Der Kläger hat die Kosten des Zulassungsverfahrens zu tragen.
Der Wert des Zulassungsverfahrens wird auf 50.000 € festgesetzt.
Gründe
I.
Der Kläger ist seit dem Jahr 2007 zur Rechtsanwaltschaft zugelassen. Mit Bescheid vom 26. Mai 2023 widerrief die Beklagte die Zulassung des Klägers zur Rechtsanwaltschaft wegen Vermögensverfalls (§ 14 Abs. 2 Nr. 7 BRAO). Die hiergegen gerichtete Klage hat der Anwaltsgerichtshof Rheinland-Pfalz mit dem Kläger am 22. Dezember 2023 an Verkündungs statt zugestelltem Urteil als unbegründet abgewiesen. Mit Schriftsatz vom 18. Januar 2024, eingegangen per Einschreiben bei der gemeinsamen Briefannahmestelle des Justizzentrums K. am 19. Januar 2024 und der Geschäftsstelle des Anwaltsgerichtshofs am 29. Januar 2024, beantragt der Kläger nunmehr die Zulassung der Berufung gegen das Urteil des Anwaltsgerichtshofs.

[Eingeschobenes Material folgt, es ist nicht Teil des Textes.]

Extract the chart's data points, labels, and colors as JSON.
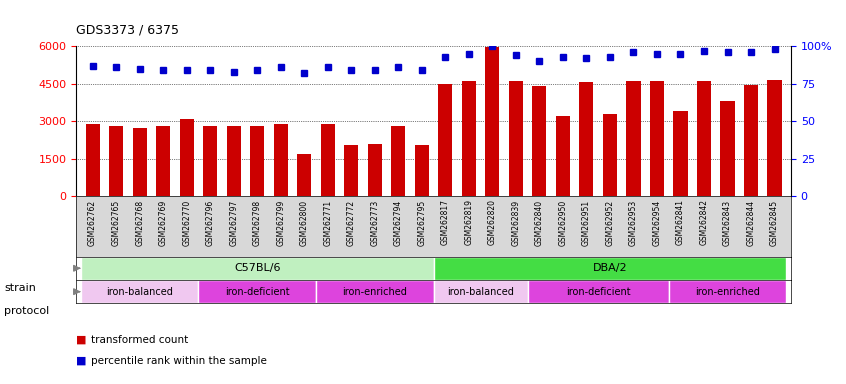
{
  "title": "GDS3373 / 6375",
  "samples": [
    "GSM262762",
    "GSM262765",
    "GSM262768",
    "GSM262769",
    "GSM262770",
    "GSM262796",
    "GSM262797",
    "GSM262798",
    "GSM262799",
    "GSM262800",
    "GSM262771",
    "GSM262772",
    "GSM262773",
    "GSM262794",
    "GSM262795",
    "GSM262817",
    "GSM262819",
    "GSM262820",
    "GSM262839",
    "GSM262840",
    "GSM262950",
    "GSM262951",
    "GSM262952",
    "GSM262953",
    "GSM262954",
    "GSM262841",
    "GSM262842",
    "GSM262843",
    "GSM262844",
    "GSM262845"
  ],
  "transformed_count": [
    2900,
    2800,
    2750,
    2800,
    3100,
    2800,
    2800,
    2800,
    2900,
    1700,
    2900,
    2050,
    2100,
    2800,
    2050,
    4500,
    4600,
    5950,
    4600,
    4400,
    3200,
    4550,
    3300,
    4600,
    4600,
    3400,
    4600,
    3800,
    4450,
    4650
  ],
  "percentile_rank": [
    87,
    86,
    85,
    84,
    84,
    84,
    83,
    84,
    86,
    82,
    86,
    84,
    84,
    86,
    84,
    93,
    95,
    100,
    94,
    90,
    93,
    92,
    93,
    96,
    95,
    95,
    97,
    96,
    96,
    98
  ],
  "bar_color": "#cc0000",
  "dot_color": "#0000cc",
  "ylim_left": [
    0,
    6000
  ],
  "ylim_right": [
    0,
    100
  ],
  "yticks_left": [
    0,
    1500,
    3000,
    4500,
    6000
  ],
  "yticklabels_left": [
    "0",
    "1500",
    "3000",
    "4500",
    "6000"
  ],
  "yticks_right": [
    0,
    25,
    50,
    75,
    100
  ],
  "yticklabels_right": [
    "0",
    "25",
    "50",
    "75",
    "100%"
  ],
  "plot_bg_color": "#ffffff",
  "xtick_bg_color": "#d8d8d8",
  "strain_groups": [
    {
      "label": "C57BL/6",
      "start": 0,
      "end": 15,
      "color": "#c0f0c0"
    },
    {
      "label": "DBA/2",
      "start": 15,
      "end": 30,
      "color": "#44dd44"
    }
  ],
  "protocol_groups": [
    {
      "label": "iron-balanced",
      "start": 0,
      "end": 5,
      "color": "#f0c8f0"
    },
    {
      "label": "iron-deficient",
      "start": 5,
      "end": 10,
      "color": "#dd44dd"
    },
    {
      "label": "iron-enriched",
      "start": 10,
      "end": 15,
      "color": "#dd44dd"
    },
    {
      "label": "iron-balanced",
      "start": 15,
      "end": 19,
      "color": "#f0c8f0"
    },
    {
      "label": "iron-deficient",
      "start": 19,
      "end": 25,
      "color": "#dd44dd"
    },
    {
      "label": "iron-enriched",
      "start": 25,
      "end": 30,
      "color": "#dd44dd"
    }
  ]
}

Mit Verfügung vom 26. Februar 2024 hat der Senat den Kläger auf Bedenken gegen die Zulässigkeit des Zulassungsantrags hingewiesen und eine Stellungnahmefrist bis zum 13. März 2024 gesetzt. Eine Stellungnahme des Klägers ist nicht eingegangen.
II.
Der Antrag auf Zulassung der Berufung war gemäß § 112e Satz 2 BRAO i.V.m. § 124a Abs. 5 Satz 1, § 125 Abs. 2 Satz 1 VwGO als unzulässig zu verwerfen.

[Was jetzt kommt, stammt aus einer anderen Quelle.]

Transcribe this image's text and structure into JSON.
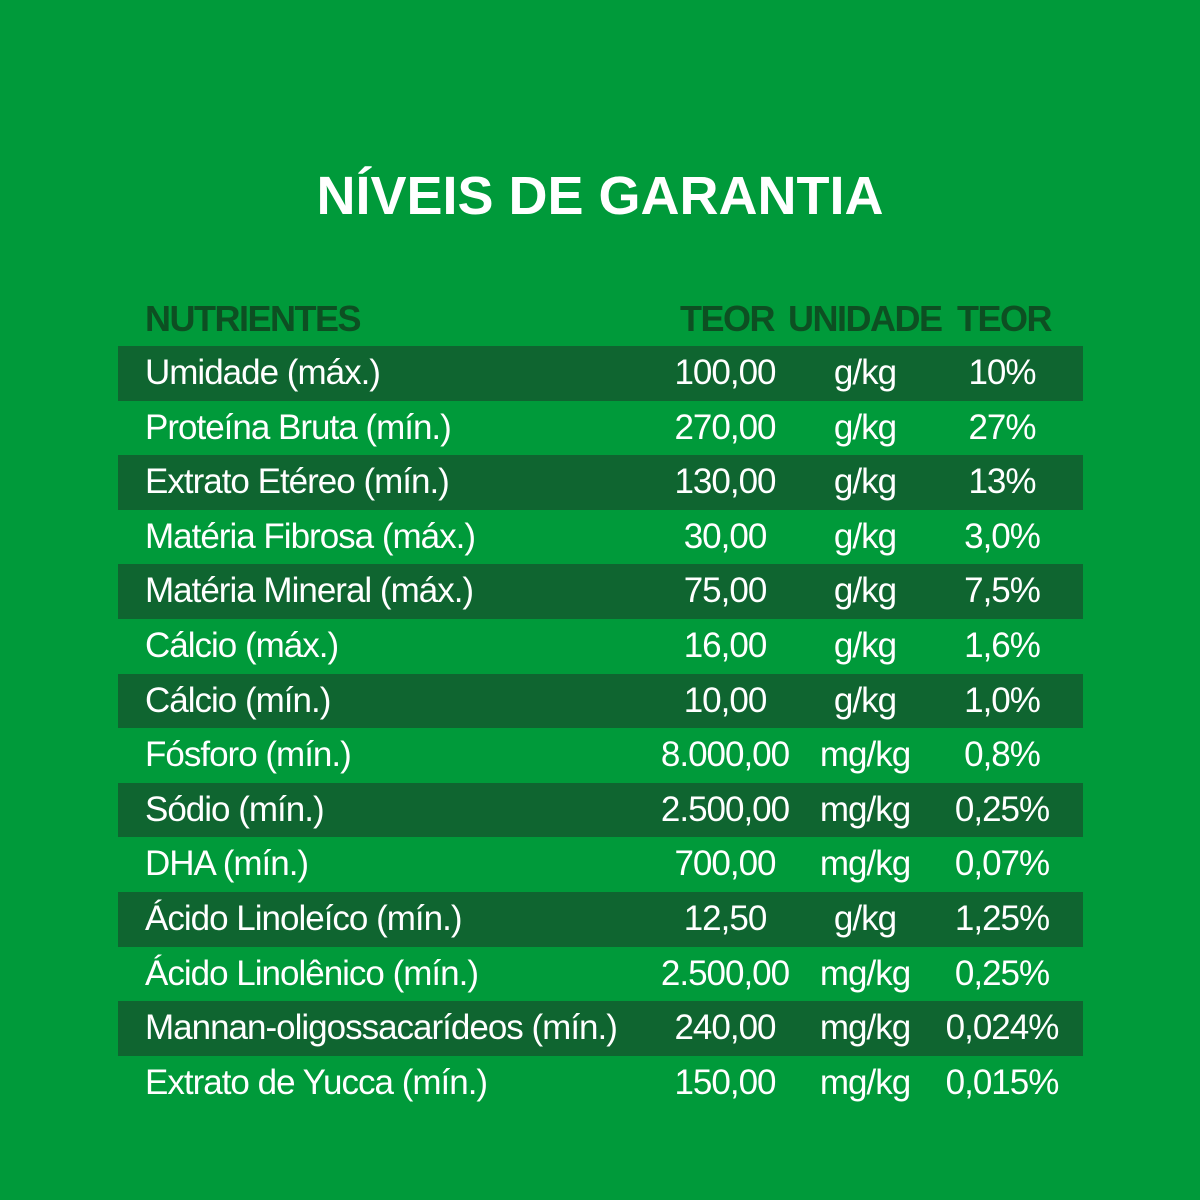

Nach § 55d Satz 1 VwGO sind vorbereitende Schriftsätze und deren Anlagen sowie schriftlich einzureichende Anträge und Erklärungen - wie der hiesige Antrag auf Zulassung der Berufung (vgl. Seibert in Sodan/Ziekow, VwGO, 5. Aufl., § 124a Rn. 151 mwN) -, die durch einen Rechtsanwalt, durch eine Behörde oder durch eine juristische Person des öffentlichen Rechts eingereicht werden, als elektronisches Dokument zu übermitteln. Dem genügte der in Schriftform eingereichte Antragsschriftsatz vom 18. Januar 2024 nicht.

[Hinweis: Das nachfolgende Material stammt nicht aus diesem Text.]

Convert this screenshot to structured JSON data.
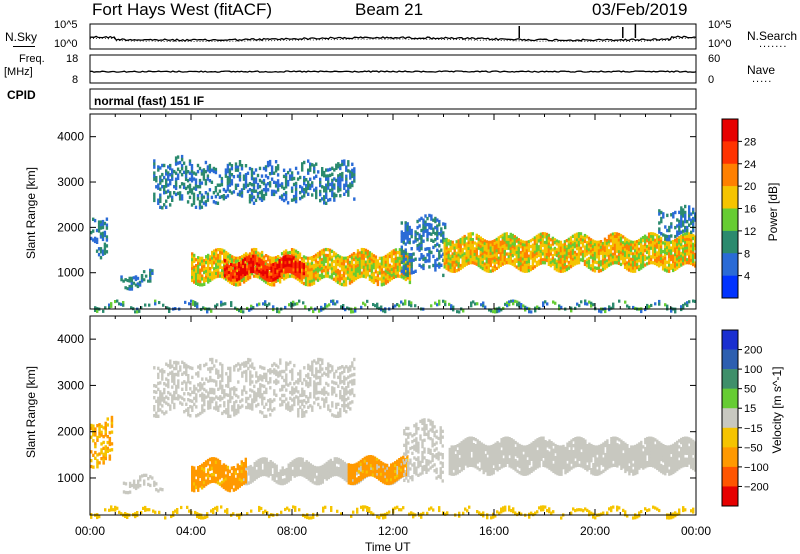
{
  "header": {
    "station": "Fort Hays West (fitACF)",
    "beam": "Beam 21",
    "date": "03/Feb/2019"
  },
  "noise_panel": {
    "left_label": "N.Sky",
    "right_label": "N.Search",
    "left_ticks": [
      "10^5",
      "10^0"
    ],
    "right_ticks": [
      "10^5",
      "10^0"
    ]
  },
  "freq_panel": {
    "left_label": "Freq.",
    "left_unit": "[MHz]",
    "right_label": "Nave",
    "left_ticks": [
      "18",
      "8"
    ],
    "right_ticks": [
      "60",
      "0"
    ]
  },
  "cpid": {
    "label": "CPID",
    "value": "normal (fast) 151 IF"
  },
  "chart_data": [
    {
      "type": "heatmap",
      "title": "",
      "ylabel": "Slant Range [km]",
      "xlabel": "",
      "xlim": [
        "00:00",
        "24:00"
      ],
      "ylim": [
        200,
        4500
      ],
      "yticks": [
        "1000",
        "2000",
        "3000",
        "4000"
      ],
      "colorbar": {
        "label": "Power [dB]",
        "ticks": [
          "4",
          "8",
          "12",
          "16",
          "20",
          "24",
          "28"
        ],
        "colors": [
          "#0033ff",
          "#2a6bd6",
          "#2b8a6e",
          "#66cc33",
          "#f5c400",
          "#ff8000",
          "#ff3300",
          "#e60000"
        ]
      },
      "features": [
        {
          "name": "low-range near echoes",
          "t_start": 0.0,
          "t_end": 24.0,
          "range_km": [
            200,
            320
          ],
          "level_db": 10
        },
        {
          "name": "early returns",
          "t_start": 0.0,
          "t_end": 0.7,
          "range_km": [
            1400,
            2250
          ],
          "level_db": 8
        },
        {
          "name": "early returns low",
          "t_start": 1.2,
          "t_end": 2.5,
          "range_km": [
            700,
            1000
          ],
          "level_db": 8
        },
        {
          "name": "high-range patch",
          "t_start": 2.5,
          "t_end": 4.7,
          "range_km": [
            2500,
            3500
          ],
          "level_db": 8
        },
        {
          "name": "high-range patch 2",
          "t_start": 4.7,
          "t_end": 10.5,
          "range_km": [
            2600,
            3400
          ],
          "level_db": 8
        },
        {
          "name": "main band",
          "t_start": 4.0,
          "t_end": 12.7,
          "range_km": [
            800,
            1450
          ],
          "level_db": 18
        },
        {
          "name": "main band core",
          "t_start": 5.3,
          "t_end": 8.5,
          "range_km": [
            900,
            1300
          ],
          "level_db": 27
        },
        {
          "name": "oblique rise",
          "t_start": 12.3,
          "t_end": 14.1,
          "range_km": [
            1000,
            2200
          ],
          "level_db": 8
        },
        {
          "name": "afternoon band",
          "t_start": 14.0,
          "t_end": 24.0,
          "range_km": [
            1100,
            1800
          ],
          "level_db": 18
        },
        {
          "name": "late high echoes",
          "t_start": 22.5,
          "t_end": 24.0,
          "range_km": [
            1800,
            2400
          ],
          "level_db": 8
        }
      ]
    },
    {
      "type": "heatmap",
      "title": "",
      "ylabel": "Slant Range [km]",
      "xlabel": "Time UT",
      "xlim": [
        "00:00",
        "24:00"
      ],
      "ylim": [
        200,
        4500
      ],
      "yticks": [
        "1000",
        "2000",
        "3000",
        "4000"
      ],
      "xticks": [
        "00:00",
        "04:00",
        "08:00",
        "12:00",
        "16:00",
        "20:00",
        "00:00"
      ],
      "colorbar": {
        "label": "Velocity [m s^-1]",
        "ticks": [
          "200",
          "100",
          "50",
          "15",
          "−15",
          "−50",
          "−100",
          "−200"
        ],
        "colors": [
          "#1a2fd0",
          "#2d5fb0",
          "#3f8f6a",
          "#66cc33",
          "#c8c8c0",
          "#f5c400",
          "#ff9900",
          "#ff5500",
          "#e60000"
        ]
      },
      "features": [
        {
          "name": "near-range ground scatter",
          "t_start": 0.0,
          "t_end": 24.0,
          "range_km": [
            200,
            320
          ],
          "velocity": -30
        },
        {
          "name": "early returns",
          "t_start": 0.0,
          "t_end": 0.9,
          "range_km": [
            1300,
            2250
          ],
          "velocity": -50
        },
        {
          "name": "early low returns",
          "t_start": 1.3,
          "t_end": 2.9,
          "range_km": [
            750,
            1000
          ],
          "velocity": 0
        },
        {
          "name": "high-range patch",
          "t_start": 2.5,
          "t_end": 10.5,
          "range_km": [
            2400,
            3500
          ],
          "velocity": 0
        },
        {
          "name": "main band grey",
          "t_start": 6.0,
          "t_end": 12.5,
          "range_km": [
            950,
            1350
          ],
          "velocity": 0
        },
        {
          "name": "main band orange",
          "t_start": 4.0,
          "t_end": 6.2,
          "range_km": [
            800,
            1350
          ],
          "velocity": -60
        },
        {
          "name": "late main band orange",
          "t_start": 10.2,
          "t_end": 12.6,
          "range_km": [
            950,
            1400
          ],
          "velocity": -60
        },
        {
          "name": "oblique rise",
          "t_start": 12.4,
          "t_end": 14.0,
          "range_km": [
            1000,
            2200
          ],
          "velocity": 0
        },
        {
          "name": "afternoon band",
          "t_start": 14.2,
          "t_end": 24.0,
          "range_km": [
            1150,
            1800
          ],
          "velocity": 0
        }
      ]
    }
  ],
  "colors": {
    "axis": "#000000",
    "background": "#ffffff"
  }
}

Die Voraussetzungen für eine ausnahmsweise zulässige Ersatzeinreichung nach den allgemeinen Vorschriften gemäß § 112e Satz 2 BRAO, § 125 Abs. 1 Satz 1, § 55d Satz 3 VwGO hat der Kläger nicht dargetan.
III.
Die Kostenentscheidung beruht auf § 112c Abs. 1 Satz 1 BRAO, § 154 Abs. 2 VwGO, die Festsetzung des Streitwerts auf § 194 Abs. 2 Satz 1 BRAO.